Ich will nicht wieder das Beispiel der Frisöse anführen, ich will nicht das Beispiel,

(Zurufe von Dr. Wolfgang Methling, DIE LINKE, und Udo Pastörs, NPD)

es gibt einige Berufs-, einige Dienstleistungsbereiche, wo ich nicht weiß, ob die dann wegfallen, denn die Menschen entscheiden mit ihren Füßen und nicht mit dem Gehirn,

(Udo Pastörs, NPD: Sie haben das Gehirn in den Füßen.)

sondern sie sagen ganz klar, sie gehen dahin, wo der preiswerte Friseurschnitt ist, und der ist in dem Augenblick schwarz mit 10 Euro oder 15 Euro garantiert in irgendeinem Wohnzimmer. Da können wir drüber streiten, ob das so ist. Aber es gibt auch Beispiele aus England, wo man das schon sehr gut nachweisen kann.

Damit will ich auf keinen Fall sagen, dass es nicht ein gewisses Mindesteinkommen für jeden geben muss, aber ob das mit dem Mindestlohn dann geheilt wird, davon vermögen Sie mich nicht zu überzeugen.

(Dr. Wolfgang Methling, DIE LINKE: Na, wie dann?)

Insofern, liebe LINKE, ich weiß, dass wir mindestens noch im nächsten Jahr diesen Antrag fünfmal haben. Vielleicht sollten wir uns mal außerparlamentarisch, außerhalb dieses Raumes treffen mit den verschiedenen Leuten und können ja da noch mal über unsere Konzepte diskutieren.
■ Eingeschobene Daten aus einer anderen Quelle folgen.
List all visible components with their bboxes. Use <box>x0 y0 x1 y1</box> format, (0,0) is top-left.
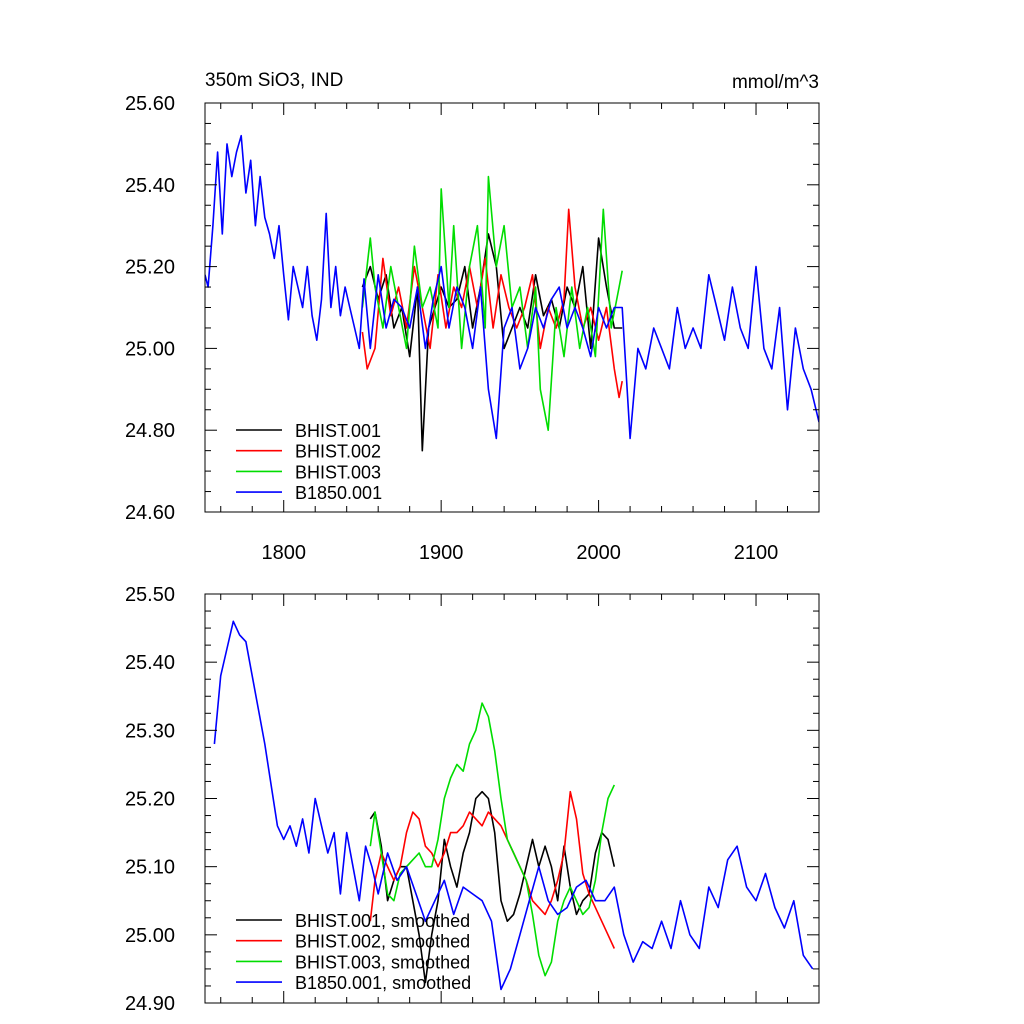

(Irene Müller, DIE LINKE: Wie verbindlich ist es dann?)

Und vielleicht kriegt man dann da die eine oder andere Gemeinsamkeit,

(Zuruf von Stefan Köster, NPD)

aber die Sache wird im Deutschen Bundestag entschieden und nicht hier in Mecklenburg-Vorpommern. – Ich bedanke mich.